Là, des vagues d'émotions telles que le désir, le réconfort, la tristesse, la solitude, le regret, la colère, la détermination et le doute se succèdent comme une mélodie.
Un recueil de nouvelles et un livre qui offre des mots réconfortants à la majorité solitaire vivant à l'époque moderne.
Ainsi, le livre conçu par Lee Jae-young présente un aperçu d'une créatrice qui sait écouter.
---Extrait de « L'outil le plus adapté pour construire un récit »

Au cours de ce travail, j'ai réalisé que les normes étaient plus profondément ancrées en moi que je ne le pensais.
Parce qu'il s'agissait de supports de formation différents de ce qu'on nous avait enseigné ou de ce que nous considérions comme de bonnes choses.
Tout en travaillant, j'ai constamment adapté mon point de vue sur les critères de beauté.
J'ai souvent réfléchi à ce que signifie la beauté en design, et si celle-ci doit nécessairement être belle.
---Extrait de « Choses que je veux essayer au moins une fois »

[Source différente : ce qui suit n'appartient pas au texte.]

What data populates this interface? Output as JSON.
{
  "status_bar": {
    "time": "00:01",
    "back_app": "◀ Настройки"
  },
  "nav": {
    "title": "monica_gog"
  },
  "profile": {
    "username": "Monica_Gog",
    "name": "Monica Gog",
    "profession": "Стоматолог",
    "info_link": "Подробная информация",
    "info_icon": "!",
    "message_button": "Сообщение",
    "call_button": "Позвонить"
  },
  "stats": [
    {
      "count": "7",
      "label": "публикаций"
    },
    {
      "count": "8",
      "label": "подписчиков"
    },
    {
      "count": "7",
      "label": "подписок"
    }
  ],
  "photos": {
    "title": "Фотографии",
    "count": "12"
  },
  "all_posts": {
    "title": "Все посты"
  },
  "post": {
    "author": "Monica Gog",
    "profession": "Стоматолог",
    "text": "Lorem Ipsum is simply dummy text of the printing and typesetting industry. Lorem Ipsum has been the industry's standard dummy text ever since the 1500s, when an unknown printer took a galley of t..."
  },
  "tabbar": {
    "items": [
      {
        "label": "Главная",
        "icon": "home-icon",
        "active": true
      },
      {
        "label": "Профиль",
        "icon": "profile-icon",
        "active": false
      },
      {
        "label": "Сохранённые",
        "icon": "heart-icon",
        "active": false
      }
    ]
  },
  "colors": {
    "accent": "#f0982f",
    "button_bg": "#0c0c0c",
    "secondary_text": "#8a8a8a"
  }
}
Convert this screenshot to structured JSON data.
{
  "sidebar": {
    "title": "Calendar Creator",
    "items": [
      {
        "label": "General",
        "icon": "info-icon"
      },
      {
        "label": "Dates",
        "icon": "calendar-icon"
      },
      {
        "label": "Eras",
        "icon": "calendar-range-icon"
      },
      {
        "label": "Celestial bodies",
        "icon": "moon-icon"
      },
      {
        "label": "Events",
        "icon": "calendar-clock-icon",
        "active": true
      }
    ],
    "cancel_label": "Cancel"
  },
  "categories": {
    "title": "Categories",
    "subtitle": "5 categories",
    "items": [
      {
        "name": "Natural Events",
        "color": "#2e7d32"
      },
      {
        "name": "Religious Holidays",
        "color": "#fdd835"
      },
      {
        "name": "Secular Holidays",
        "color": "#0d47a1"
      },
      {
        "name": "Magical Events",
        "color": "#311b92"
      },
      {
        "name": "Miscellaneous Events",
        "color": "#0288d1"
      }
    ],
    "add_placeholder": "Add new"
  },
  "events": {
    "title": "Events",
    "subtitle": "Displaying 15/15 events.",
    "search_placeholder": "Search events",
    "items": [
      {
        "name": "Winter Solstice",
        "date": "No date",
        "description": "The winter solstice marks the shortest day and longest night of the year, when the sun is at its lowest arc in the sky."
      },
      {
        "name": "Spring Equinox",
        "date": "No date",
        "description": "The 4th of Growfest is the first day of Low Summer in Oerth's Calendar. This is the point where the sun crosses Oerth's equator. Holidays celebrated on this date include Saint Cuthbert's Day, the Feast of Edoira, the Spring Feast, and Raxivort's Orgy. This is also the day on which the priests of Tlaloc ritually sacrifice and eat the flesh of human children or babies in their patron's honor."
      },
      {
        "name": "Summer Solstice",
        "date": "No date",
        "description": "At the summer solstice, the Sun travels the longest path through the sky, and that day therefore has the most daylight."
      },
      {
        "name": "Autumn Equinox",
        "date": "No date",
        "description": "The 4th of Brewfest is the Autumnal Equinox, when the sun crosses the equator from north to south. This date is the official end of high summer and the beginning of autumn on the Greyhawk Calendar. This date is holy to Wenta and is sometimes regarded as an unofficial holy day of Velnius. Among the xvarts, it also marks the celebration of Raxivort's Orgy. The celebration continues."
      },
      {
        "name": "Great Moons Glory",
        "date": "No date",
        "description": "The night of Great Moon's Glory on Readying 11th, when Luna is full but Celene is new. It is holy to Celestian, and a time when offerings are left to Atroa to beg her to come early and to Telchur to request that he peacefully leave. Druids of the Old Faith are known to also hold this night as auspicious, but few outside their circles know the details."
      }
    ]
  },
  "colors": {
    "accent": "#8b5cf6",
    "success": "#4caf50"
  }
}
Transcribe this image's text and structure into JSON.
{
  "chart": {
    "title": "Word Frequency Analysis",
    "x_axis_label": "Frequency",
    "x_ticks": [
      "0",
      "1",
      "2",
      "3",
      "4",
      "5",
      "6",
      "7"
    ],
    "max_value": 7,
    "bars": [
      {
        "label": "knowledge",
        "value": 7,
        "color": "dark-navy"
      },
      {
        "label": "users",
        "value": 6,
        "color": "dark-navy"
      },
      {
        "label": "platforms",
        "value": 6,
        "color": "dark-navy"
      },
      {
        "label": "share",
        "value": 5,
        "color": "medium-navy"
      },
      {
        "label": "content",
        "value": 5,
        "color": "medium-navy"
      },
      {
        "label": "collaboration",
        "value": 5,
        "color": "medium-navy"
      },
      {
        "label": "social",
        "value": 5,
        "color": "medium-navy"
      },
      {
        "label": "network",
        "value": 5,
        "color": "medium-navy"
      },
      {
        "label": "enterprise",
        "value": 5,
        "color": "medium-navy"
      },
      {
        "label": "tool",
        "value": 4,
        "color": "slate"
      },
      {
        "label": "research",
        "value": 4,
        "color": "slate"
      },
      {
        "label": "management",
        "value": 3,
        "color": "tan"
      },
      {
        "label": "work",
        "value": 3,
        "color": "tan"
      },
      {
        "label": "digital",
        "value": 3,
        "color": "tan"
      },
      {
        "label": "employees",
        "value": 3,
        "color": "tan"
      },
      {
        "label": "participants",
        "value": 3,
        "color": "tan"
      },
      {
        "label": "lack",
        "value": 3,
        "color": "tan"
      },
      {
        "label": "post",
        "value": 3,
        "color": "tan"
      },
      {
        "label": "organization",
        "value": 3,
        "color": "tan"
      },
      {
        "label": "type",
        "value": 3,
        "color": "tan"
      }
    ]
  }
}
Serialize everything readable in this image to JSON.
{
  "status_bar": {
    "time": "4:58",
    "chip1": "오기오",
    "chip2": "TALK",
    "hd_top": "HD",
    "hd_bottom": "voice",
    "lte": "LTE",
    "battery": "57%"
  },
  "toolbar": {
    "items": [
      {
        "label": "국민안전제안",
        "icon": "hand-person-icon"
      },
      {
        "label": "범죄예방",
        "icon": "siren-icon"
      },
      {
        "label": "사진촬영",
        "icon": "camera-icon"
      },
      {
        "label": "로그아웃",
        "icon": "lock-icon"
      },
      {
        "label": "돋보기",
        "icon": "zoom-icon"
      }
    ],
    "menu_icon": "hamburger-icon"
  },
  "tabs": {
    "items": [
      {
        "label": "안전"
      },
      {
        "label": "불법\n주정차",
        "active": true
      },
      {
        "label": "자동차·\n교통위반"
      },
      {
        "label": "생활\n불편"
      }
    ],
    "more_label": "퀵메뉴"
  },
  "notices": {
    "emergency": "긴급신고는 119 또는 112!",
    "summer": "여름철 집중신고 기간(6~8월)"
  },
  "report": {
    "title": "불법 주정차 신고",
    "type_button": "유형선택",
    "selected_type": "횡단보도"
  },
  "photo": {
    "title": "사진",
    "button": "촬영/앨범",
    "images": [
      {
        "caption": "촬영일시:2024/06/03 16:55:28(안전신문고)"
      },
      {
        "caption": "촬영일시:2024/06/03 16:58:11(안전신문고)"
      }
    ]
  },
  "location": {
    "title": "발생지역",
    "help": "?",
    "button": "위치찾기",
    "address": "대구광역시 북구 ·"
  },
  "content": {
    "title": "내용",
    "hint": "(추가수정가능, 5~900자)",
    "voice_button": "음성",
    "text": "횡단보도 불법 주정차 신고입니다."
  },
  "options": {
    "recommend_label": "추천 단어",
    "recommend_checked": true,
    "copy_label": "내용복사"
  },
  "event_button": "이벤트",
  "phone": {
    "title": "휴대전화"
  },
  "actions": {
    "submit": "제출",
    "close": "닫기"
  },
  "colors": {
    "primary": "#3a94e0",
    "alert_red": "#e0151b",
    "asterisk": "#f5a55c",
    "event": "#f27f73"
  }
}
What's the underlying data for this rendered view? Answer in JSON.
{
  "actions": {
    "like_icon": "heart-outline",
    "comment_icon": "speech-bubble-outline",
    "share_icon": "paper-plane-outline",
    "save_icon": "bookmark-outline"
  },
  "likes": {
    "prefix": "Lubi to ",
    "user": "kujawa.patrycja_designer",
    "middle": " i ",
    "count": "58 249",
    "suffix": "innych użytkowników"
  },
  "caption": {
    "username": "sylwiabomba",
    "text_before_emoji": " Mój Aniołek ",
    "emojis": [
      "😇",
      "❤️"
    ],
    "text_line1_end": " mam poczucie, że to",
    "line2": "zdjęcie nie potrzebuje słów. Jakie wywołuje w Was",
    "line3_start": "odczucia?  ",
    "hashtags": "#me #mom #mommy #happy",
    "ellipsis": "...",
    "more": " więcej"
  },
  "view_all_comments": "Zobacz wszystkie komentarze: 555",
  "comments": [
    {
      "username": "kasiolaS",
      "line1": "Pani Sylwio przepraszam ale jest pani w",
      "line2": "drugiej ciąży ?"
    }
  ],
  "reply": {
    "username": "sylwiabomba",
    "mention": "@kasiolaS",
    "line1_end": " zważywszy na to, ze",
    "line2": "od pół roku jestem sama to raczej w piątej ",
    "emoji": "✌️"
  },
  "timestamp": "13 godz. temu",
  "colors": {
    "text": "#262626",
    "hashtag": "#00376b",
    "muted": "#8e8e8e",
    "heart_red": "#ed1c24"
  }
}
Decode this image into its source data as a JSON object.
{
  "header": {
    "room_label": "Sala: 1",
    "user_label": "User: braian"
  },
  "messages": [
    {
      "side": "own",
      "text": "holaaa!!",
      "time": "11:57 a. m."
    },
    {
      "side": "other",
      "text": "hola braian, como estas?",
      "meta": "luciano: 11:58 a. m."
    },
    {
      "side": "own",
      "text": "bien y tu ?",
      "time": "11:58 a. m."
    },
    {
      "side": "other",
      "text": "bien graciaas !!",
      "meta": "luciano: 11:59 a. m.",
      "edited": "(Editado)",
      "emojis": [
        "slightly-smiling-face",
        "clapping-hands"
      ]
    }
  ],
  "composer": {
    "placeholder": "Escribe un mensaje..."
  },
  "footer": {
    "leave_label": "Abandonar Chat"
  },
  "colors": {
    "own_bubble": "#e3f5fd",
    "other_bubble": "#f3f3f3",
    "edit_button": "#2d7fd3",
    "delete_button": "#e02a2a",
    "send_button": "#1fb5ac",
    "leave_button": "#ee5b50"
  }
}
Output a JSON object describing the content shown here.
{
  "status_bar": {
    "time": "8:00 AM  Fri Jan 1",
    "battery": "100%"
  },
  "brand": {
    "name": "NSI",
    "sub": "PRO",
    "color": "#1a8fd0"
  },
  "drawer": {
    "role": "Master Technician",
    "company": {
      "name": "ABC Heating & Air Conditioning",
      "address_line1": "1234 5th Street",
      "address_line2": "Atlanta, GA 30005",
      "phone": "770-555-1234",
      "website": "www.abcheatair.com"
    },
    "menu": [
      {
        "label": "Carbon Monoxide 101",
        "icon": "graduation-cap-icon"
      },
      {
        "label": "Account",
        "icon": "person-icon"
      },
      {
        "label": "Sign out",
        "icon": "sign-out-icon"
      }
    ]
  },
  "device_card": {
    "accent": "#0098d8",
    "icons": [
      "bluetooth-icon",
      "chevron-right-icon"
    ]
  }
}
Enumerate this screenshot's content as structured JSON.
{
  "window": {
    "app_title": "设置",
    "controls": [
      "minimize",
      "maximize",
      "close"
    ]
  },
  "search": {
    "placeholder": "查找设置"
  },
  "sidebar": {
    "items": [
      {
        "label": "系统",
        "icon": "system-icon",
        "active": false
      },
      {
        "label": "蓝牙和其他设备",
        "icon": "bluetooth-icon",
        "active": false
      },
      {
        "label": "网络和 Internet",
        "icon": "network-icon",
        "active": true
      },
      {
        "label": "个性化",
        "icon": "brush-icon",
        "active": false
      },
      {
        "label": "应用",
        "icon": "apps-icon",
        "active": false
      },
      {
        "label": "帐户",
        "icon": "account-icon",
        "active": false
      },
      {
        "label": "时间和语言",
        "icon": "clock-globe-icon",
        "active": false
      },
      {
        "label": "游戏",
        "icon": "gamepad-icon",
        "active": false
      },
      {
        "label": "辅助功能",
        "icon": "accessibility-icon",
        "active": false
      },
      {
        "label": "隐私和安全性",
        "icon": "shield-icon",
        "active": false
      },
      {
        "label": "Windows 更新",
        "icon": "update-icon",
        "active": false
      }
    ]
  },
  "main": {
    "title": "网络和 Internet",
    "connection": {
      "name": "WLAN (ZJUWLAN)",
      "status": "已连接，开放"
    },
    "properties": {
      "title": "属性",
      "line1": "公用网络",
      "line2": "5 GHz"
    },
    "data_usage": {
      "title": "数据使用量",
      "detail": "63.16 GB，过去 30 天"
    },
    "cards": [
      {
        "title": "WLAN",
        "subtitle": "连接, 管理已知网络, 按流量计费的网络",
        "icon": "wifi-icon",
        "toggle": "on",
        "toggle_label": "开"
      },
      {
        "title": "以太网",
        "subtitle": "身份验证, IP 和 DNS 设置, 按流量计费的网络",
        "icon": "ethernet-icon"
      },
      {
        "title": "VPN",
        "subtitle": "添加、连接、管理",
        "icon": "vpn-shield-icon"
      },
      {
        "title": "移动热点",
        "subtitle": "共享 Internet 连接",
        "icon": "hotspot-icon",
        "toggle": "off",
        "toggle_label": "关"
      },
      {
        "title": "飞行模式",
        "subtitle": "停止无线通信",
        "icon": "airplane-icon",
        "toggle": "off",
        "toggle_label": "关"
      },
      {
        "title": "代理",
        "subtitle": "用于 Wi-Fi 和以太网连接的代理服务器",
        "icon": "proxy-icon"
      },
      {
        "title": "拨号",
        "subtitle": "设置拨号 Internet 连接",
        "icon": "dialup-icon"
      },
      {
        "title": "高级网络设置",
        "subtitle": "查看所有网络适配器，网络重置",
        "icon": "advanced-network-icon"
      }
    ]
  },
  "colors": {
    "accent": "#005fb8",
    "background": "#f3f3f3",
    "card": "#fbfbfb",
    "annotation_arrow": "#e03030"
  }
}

Plutôt qu'un design novateur ou tape-à-l'œil qui attire l'attention, la résonance de la typographie classique des vieux livres ou du texte où chaque lettre est méticuleusement tissée de sorte que le travail de l'ouvrier soit clairement visible est beaucoup plus profonde.
Un design bien équilibré.
J'adore les éditions Penguin depuis bien avant de connaître Jan Tschichold, et leur organisation est tellement impeccable que rien ne peut y toucher.
Parce que j'ai privilégié une harmonie parfaite plutôt qu'une expression tape-à-l'œil, j'ai pu travailler longtemps avec Yeolhwadang car cela correspondait bien à leur vision.
Même s’ils ont été publiés il y a longtemps, ils sont toujours bien organisés, et ce sont des livres aux proportions et à l’équilibre parfaits que l’on peut lire et relire sans s’en lasser… … .
J'aime les livres de ce genre.
---Extrait de « Livres qui ne font de mal à personne et qui perdurent »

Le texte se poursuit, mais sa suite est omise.